US President George W. Bush pivoted to the Arab side of the Middle East peace dispute yesterday and got a far less glowing reception from his Egyptian host — a key player in the long-running fight — than he did in Israel last week.
Bush opened two days of talks with a string of leaders in this Red Sea resort town by sitting down with Egyptian President Hosni Mubarak.
The two smiled and shook hands but said nothing to reporters.
PHOTO: AP
Egypt was the first Arab nation to make peace with Israel and has long been seen as a key mediator in the Middle East dispute that Bush has said he wants to solve by the time he leaves office in January.
But Egypt’s state-owned newspapers, which are run by government-appointed managers, greeted Bush with stinging criticism.
Bush is seen in the Arab world as tilting much too far toward Israel and Bush’s two-day stay in Israel last week seemed to reinforce that view.
In a much-anticipated speech on Thursday to the Knesset, Israel’s parliament, Bush showered Israel with praise, strongly reiterated its right to defend itself and only gently urged leaders to “make the hard choices necessary,” without mention of concrete steps.
By contrast, he did not visit the Palestinian territories nor mention the Palestinians’ plight. He spoke of them only in one sentence saying that Israel’s 120th anniversary — in 2068 — would see it neighboring an independent Palestinian state.

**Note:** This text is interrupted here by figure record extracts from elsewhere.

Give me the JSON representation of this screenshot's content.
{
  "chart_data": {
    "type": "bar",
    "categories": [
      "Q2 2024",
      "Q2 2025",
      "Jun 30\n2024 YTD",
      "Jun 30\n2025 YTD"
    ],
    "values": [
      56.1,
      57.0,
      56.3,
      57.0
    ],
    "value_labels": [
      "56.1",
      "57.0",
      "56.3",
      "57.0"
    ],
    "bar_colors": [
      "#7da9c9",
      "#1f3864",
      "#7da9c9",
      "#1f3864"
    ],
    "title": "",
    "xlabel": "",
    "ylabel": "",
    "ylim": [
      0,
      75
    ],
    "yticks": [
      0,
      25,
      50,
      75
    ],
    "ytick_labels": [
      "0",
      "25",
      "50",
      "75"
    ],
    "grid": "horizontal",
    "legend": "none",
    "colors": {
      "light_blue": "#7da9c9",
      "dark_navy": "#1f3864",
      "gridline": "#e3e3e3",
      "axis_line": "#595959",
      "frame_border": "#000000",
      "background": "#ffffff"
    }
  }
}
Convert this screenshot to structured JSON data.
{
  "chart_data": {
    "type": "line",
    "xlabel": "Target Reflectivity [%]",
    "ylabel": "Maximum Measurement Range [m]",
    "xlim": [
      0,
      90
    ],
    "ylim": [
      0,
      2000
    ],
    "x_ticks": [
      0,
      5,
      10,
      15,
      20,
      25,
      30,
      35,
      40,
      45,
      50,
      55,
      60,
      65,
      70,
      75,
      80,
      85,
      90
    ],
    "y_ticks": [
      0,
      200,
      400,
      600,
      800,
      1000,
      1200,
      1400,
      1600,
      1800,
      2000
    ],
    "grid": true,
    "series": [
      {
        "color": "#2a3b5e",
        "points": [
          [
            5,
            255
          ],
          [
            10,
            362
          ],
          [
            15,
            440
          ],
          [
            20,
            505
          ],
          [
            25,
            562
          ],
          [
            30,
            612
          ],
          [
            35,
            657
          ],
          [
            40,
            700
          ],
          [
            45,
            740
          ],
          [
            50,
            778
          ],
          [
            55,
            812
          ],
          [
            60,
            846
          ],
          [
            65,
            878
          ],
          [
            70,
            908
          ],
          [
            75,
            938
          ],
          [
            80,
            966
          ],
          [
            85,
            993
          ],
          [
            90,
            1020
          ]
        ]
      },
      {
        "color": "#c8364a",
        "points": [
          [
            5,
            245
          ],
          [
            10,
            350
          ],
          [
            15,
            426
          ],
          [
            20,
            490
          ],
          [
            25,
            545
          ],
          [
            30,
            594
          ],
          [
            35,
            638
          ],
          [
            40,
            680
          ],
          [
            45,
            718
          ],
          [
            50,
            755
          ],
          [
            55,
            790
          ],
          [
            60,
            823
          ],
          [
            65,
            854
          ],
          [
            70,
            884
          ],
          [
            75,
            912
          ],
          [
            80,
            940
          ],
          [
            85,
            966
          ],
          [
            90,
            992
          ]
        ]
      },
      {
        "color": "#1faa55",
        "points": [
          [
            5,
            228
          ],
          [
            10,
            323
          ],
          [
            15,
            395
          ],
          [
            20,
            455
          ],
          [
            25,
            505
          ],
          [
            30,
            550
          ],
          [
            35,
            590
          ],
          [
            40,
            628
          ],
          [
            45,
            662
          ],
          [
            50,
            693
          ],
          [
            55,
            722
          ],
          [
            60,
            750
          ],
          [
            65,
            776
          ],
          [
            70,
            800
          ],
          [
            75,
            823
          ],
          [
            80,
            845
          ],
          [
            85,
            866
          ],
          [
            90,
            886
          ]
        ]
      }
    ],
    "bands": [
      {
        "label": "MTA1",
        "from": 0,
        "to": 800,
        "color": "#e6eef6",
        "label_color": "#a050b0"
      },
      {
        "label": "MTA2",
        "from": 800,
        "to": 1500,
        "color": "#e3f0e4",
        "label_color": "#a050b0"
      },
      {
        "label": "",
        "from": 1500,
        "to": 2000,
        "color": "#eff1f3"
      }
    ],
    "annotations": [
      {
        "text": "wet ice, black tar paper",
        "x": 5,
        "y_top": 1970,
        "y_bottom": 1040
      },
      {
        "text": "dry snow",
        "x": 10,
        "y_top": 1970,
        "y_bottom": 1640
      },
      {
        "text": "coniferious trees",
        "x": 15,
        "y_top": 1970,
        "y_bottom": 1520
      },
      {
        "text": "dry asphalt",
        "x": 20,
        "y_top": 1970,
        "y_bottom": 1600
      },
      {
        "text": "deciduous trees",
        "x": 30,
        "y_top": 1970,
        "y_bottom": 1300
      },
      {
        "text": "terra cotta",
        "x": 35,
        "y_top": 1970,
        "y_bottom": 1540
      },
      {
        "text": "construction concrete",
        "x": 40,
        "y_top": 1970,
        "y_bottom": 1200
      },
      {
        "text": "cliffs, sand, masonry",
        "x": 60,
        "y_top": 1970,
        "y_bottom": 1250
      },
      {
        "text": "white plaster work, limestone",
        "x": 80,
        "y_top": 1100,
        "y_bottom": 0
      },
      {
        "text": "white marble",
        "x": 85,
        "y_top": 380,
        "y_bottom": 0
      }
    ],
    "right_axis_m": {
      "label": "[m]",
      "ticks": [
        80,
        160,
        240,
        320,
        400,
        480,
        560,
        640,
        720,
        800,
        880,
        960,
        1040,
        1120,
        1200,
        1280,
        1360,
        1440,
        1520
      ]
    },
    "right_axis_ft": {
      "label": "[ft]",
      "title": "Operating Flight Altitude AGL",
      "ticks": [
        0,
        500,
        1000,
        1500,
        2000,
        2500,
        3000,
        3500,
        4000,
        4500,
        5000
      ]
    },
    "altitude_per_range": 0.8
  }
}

“Bush aims to do nothing but appeasing Israel,” wrote Mursi Atallah, the publisher of Al-Ahram, the flagship daily of the state-owned press.
An editorial in Al-Gomhouria, another Egyptian state-owned daily, described Bush as “a failed president who delivers nothing but a lousy speech.”
Akhbar Al-Youm also yesterday published a picture of Bush hugging Israeli Prime Minister Ehud Olmert and captioned it “lovers.”
There was a similar reaction while Bush was in Saudi Arabia on Friday.
“We are all aware of the special US-Israeli relation and its political dimensions,” Saudi Foreign Minister Saud al-Faisal said. “It is, however, important also to affirm the legitimate and political rights of the Palestinian people.”
He also sharply criticized Israel for the “humanistic suffering weighed upon the West Bank and Gaza Strip population” of Palestinians.
He said Israel’s “continued policy of expanding settlements on Palestinian territories” undermines the peace process.
Bush was due to meet Palestinian President Mahmoud Abbas late yesterday.
Israelis and Palestinians have been negotiating since December, but nothing visible has emerged from the process. Bush did no negotiating while in Israel and left the Holy Land with no new progress.
Mubarak, nearly three decades in power, could be an unlikely partner for Bush’s push to change that. Bush and Mubarak spent 90 minutes meeting and having lunch.
Over the past year, several independent newspaper editors in Egypt have been tried, some sentenced to prison, for anti-Mubarak writings.
The country’s most outspoken government critic, Egyptian-American Saad Eddin Ibrahim, has gone to the US for fear of arrest. He faces trial on accusations of harming national interests.
The Egyptian government also has waged a heavy crackdown on its strongest domestic opposition, the Muslim Brotherhood, arresting hundreds of the Islamic fundamentalist group’s members.
Bush was also seeing Afghan President Hamid Karzai yesterday.
Today, he is due to meet Pakistani Prime Minister Yousuf Raza Gilani, Jordan’s King Abdullah II, Palestinian Prime Minister Salam Fayyad and several Iraqi leaders.